Why am I asking?: There are a number of proofs of resolution of singularities of varieties over a field of characteristic zero, all with more or less similar flavor but different in technical details and in choices that the resolution algorithm allows us to make. When writing a proof that uses specific features of some of those details I can't stop being uneasy about assuming the reader read about the specific constructions elsewhere. I would like to know from MOers what proof you have seen and if you have a reason for the choice, if it was a choice, I would like to hear it too.
Maybe asking about what you know is too invasive. I am just asking for the proof that you happened to find in your way, even you have only read a few lines of it.

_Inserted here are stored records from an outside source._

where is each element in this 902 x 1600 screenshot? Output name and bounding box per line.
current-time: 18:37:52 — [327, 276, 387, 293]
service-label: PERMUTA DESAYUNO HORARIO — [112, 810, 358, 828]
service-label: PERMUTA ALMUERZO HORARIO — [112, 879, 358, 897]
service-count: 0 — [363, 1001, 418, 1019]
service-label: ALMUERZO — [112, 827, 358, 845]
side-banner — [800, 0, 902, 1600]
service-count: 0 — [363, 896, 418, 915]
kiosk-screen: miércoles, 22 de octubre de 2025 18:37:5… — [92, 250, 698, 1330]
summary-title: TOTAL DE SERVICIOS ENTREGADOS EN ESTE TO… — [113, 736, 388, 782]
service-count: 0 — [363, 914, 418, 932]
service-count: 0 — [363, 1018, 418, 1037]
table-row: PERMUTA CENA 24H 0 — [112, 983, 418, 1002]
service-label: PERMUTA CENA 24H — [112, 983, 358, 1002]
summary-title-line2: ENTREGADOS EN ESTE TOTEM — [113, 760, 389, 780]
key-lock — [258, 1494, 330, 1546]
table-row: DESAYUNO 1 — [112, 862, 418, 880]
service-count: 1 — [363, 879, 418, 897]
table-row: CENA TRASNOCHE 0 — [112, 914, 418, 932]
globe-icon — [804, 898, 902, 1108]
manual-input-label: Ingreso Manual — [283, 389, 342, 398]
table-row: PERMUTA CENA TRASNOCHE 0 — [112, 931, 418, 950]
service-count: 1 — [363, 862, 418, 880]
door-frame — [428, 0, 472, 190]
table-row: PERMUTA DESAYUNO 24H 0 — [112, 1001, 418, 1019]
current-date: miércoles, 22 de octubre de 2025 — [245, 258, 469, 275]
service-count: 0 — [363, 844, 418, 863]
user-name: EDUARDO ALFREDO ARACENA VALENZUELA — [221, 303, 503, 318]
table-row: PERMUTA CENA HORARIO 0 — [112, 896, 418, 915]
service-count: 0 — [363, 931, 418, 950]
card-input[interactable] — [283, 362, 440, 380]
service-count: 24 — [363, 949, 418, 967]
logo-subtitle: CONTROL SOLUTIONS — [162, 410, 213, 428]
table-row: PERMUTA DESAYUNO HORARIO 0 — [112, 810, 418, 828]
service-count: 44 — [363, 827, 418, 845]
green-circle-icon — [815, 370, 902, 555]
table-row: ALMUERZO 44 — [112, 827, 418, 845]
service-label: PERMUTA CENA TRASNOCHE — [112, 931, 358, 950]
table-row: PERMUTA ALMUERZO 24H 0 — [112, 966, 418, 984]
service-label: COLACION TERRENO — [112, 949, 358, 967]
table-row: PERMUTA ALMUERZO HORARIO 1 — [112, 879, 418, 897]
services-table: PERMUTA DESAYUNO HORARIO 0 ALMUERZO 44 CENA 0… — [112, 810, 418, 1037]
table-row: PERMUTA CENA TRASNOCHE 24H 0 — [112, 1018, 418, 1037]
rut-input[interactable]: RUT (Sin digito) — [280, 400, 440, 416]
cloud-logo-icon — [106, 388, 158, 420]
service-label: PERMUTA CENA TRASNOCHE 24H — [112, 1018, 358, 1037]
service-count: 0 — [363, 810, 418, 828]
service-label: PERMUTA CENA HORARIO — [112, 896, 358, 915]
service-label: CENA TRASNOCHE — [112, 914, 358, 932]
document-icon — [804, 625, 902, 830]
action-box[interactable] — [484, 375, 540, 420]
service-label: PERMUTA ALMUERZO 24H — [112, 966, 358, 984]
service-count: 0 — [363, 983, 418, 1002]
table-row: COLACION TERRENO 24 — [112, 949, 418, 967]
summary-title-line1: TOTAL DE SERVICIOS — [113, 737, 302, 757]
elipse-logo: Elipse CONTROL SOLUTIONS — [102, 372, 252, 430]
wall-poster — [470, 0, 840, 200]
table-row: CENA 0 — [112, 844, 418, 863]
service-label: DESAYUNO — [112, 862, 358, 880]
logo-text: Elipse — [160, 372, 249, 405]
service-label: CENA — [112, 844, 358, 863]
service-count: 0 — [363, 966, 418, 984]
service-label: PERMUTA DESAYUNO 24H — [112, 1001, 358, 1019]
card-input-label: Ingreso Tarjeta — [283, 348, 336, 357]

The purpose of the question: The conspicuous one. To get a sense, by a rough approximation and a small sample, of what proofs are more culturally known. Have a concrete feeling when sending a reader to find the details in other paper, either of feeling OK with it or of guilt.
It is a question about fashion, which also has its role in mathematics... and knowing what the fashion is is useful.
What details?: Although I had in mind a specific detail of the proofs I didn't mention it because it is not the only one that changes from proof to proof and because the result of the poll gives information about all of them. Examples are: the resolution invariant, the ways of making the local descriptions of the centers of blowings-up match to form a globally defined smooth subvariety, the ways of getting functoriality and the different meanings that functoriality can have...
(edit) Forgot the "request for advise": If you have would like to give advise about how you have dealt with similar situations and describe your example that is welcomed.
It is a community wiki question, so feel free to change what is said here if needed or if you want the poll to also give information about other questions that you would like to be answered. (or for correcting the English!)